Rusty: Maybe a little bit of what I was talking about, how to live your life. Just his personality and his attitude, he was very kind to every one that he met. He never had bad things to say about anybody. He was a night owl, much like myself, so I could call him at 3:00, 4:00 in the morning and he’d answer the phone and have a conversation with me.
TW: Any advice for aspiring artists?
Rusty: Practice, practice, practice and never give up. When you say artists you can mean painters [also]. Love what you do, I think that’s the most important thing. If you’re not happy with what you’re doing, find another way to find happiness. Whether it’s painting with different colors, or play with different chords or notes. Or write with different words, learn a new language, you know I guess that can be universal when you say “language”. So yeah, just keep a positive attitude as much as possible, I think that’s the biggest thing.

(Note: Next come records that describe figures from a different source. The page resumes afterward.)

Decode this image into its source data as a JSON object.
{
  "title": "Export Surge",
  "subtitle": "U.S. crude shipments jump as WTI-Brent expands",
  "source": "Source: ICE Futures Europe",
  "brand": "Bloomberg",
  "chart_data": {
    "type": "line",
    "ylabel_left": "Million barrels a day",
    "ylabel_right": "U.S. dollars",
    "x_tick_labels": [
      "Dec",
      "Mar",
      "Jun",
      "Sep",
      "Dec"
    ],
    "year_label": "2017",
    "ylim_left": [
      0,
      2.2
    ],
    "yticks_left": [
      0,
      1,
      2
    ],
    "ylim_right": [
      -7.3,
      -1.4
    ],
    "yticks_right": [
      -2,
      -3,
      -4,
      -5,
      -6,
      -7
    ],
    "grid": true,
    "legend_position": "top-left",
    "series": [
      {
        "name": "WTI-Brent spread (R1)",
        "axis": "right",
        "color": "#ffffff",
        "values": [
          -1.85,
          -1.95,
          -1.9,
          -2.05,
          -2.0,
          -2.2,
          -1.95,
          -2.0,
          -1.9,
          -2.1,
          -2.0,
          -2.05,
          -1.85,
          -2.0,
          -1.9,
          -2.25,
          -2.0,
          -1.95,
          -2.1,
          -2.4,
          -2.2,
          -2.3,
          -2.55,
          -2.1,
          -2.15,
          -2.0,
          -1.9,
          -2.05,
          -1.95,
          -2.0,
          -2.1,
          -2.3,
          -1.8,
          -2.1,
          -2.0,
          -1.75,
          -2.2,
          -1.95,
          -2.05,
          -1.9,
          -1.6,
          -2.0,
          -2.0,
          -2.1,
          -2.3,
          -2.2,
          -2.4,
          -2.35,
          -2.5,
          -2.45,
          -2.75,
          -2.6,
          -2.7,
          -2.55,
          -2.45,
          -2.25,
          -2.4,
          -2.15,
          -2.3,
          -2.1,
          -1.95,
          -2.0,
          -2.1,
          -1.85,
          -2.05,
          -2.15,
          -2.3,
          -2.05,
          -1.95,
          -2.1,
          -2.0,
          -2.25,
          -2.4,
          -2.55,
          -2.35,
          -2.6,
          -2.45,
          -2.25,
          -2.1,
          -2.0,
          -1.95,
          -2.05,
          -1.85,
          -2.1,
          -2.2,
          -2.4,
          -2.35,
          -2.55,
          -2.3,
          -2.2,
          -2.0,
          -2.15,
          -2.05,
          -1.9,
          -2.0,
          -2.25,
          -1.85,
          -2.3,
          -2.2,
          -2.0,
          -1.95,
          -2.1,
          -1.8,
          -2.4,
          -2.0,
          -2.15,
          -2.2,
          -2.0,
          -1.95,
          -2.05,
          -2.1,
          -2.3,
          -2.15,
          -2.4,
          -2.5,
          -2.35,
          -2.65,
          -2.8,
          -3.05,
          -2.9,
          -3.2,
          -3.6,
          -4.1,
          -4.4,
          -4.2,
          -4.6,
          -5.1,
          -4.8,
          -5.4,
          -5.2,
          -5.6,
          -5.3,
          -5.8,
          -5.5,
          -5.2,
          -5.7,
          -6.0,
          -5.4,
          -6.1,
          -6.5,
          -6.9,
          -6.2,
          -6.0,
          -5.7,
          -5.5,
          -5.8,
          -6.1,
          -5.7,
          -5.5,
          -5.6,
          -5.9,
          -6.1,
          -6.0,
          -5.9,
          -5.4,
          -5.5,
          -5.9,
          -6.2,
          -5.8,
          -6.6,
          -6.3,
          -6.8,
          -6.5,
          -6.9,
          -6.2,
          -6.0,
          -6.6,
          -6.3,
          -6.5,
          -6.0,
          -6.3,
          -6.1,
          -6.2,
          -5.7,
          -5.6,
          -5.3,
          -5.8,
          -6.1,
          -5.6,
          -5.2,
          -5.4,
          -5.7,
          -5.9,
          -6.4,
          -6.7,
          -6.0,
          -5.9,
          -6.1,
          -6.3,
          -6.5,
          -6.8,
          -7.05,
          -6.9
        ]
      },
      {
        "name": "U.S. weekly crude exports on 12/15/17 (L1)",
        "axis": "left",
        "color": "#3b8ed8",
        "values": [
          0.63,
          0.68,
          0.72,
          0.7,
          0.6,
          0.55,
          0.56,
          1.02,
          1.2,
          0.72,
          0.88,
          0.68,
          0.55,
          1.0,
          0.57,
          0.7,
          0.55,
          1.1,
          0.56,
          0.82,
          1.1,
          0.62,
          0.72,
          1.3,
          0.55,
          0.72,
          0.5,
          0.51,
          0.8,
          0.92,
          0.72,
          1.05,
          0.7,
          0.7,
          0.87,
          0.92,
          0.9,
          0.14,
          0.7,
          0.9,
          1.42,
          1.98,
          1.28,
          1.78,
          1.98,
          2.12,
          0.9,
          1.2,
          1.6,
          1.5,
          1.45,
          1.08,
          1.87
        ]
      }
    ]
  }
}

TW: So what’s up next for you and your music?
Rusty: Um I don’t know, right now I’m kind of at a cross roads. I no longer tour with The Wailers. I’ve been touring with a band named Public Property, they’re an incredible band. The singer and songwriter, his name is Dave Bess, he’s a good friend of mine. I’m helping them with some management stuff and [I] run sound for them. I kind of took a little vacation or I’d probably be out with them right now. They’re out of Iowa City, Iowa. They’re just great people. That’s kind of what I’m doing right now. I don’t know what’s next, you never know, just keep playing.
TW: (Bonus) Do you usually play for random people you meet during your travels? Or were we just special? 😉
Rusty: Well it’s not something that I seek out. You guys just probably happened to catch me on really good day. I’m not saying it’s unusual, it just happened to be I was just in one of those moods where I felt like playing guitar. You guys were out there and you looked nice, so I thought I’d come out and talk to you and play some music, and see if you wanted to hear some. I had a lot of fun, I remember that night.
TW: Well thanks Rusty for doing this interview with us! We really enjoyed it. 🙂
Rusty: You guys have fun and be careful and enjoy everyday you get.